Single by Circus Mircus
- Language: English
- Released: 9 March 2022
- Length: 2:36
- Composer: Circus Mircus
- Lyricist: Circus Mircus

Music video
- "Lock Me In" on YouTube

Eurovision Song Contest 2022 entry
- Country: Georgia
- Artist: Circus Mircus
- Composer: Circus Mircus
- Lyricist: Circus Mircus

Finals performance
- Semi-final result: 18th
- Semi-final points: 22

Entry chronology
- ◄ "You" (2021)
- "Echo" (2023) ►

= Lock Me In =

2022 song by Circus Mircus

"Lock Me In" is a song by Georgian experimental rock band Circus Mircus. Released as a single on 9 March 2022, the song represented Georgia in the Eurovision Song Contest 2022 in Turin, Italy after being internally selected by Georgian Public Broadcasting (GPB), the Georgian broadcaster for the Eurovision Song Contest.

== Release ==
The song was released on 9 March 2022 on Circus Mircus' YouTube channel. While the music video for the song was also supposed to be released on the same day, it was postponed to 1 April due to the 2022 Russian invasion of Ukraine, with the band stating that "Due to the war in Ukraine, we feel that it is not the right time to release our happy and colourful music video. As per ESC guidelines, the submission deadline is near, so we decided to release only audio, while using the black background instead of the official music video footage, to express our share of solidarity towards our Ukrainian sisters and brothers.” The song was officially released to streaming services on 25 March.
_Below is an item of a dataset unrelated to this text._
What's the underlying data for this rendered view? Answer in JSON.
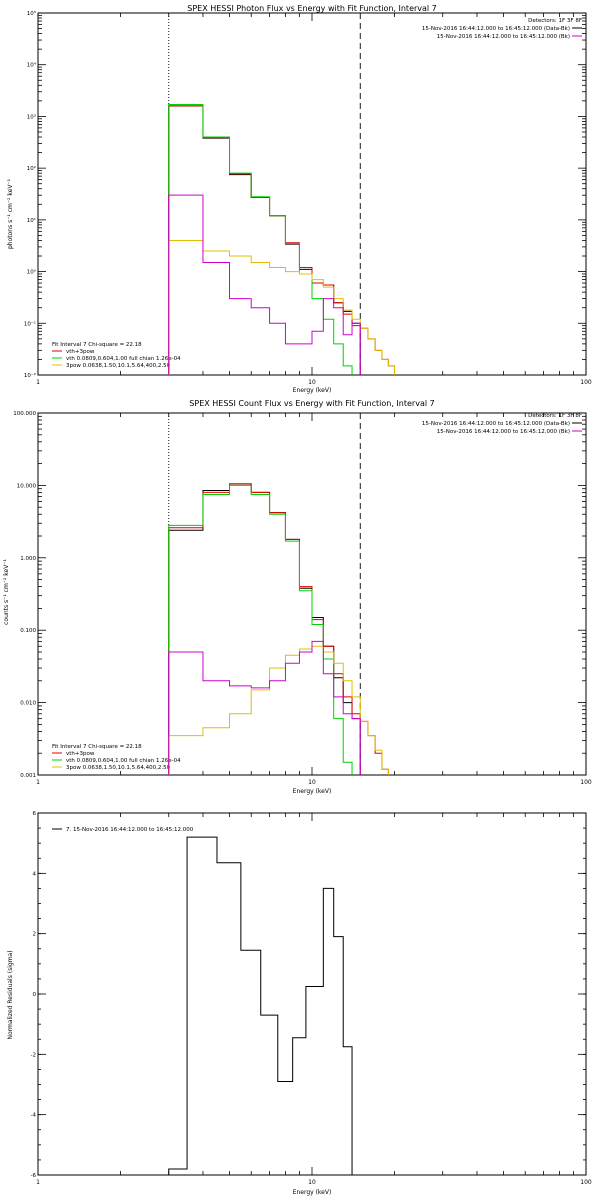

== Eurovision Song Contest ==

=== Selection ===
On 20 September 2021, GPB confirmed their intention to take part in the Eurovision Song Contest 2022. On 11 November 2021, the broadcaster confirmed that they had carried out an internal selection in collaboration with music producers, choosing a group to represent them at the contest. On 14 November 2021, Circus Mircus were announced as the selected entrants.

=== At Eurovision ===
According to Eurovision rules, all nations with the exceptions of the host country and the "Big Five" (France, Germany, Italy, Spain and the United Kingdom) are required to qualify from one of two semi-finals in order to compete for the final; the top ten countries from each semi-final progress to the final. The European Broadcasting Union (EBU) split up the competing countries into six different pots based on voting patterns from previous contests, with countries with favourable voting histories put into the same pot. On 25 January 2022, an allocation draw was held which placed each country into one of the two semi-finals, as well as which half of the show they would perform in. Georgia was placed into the second semi-final, held on 12 May 2022, and performed fifth, in the first half of the show.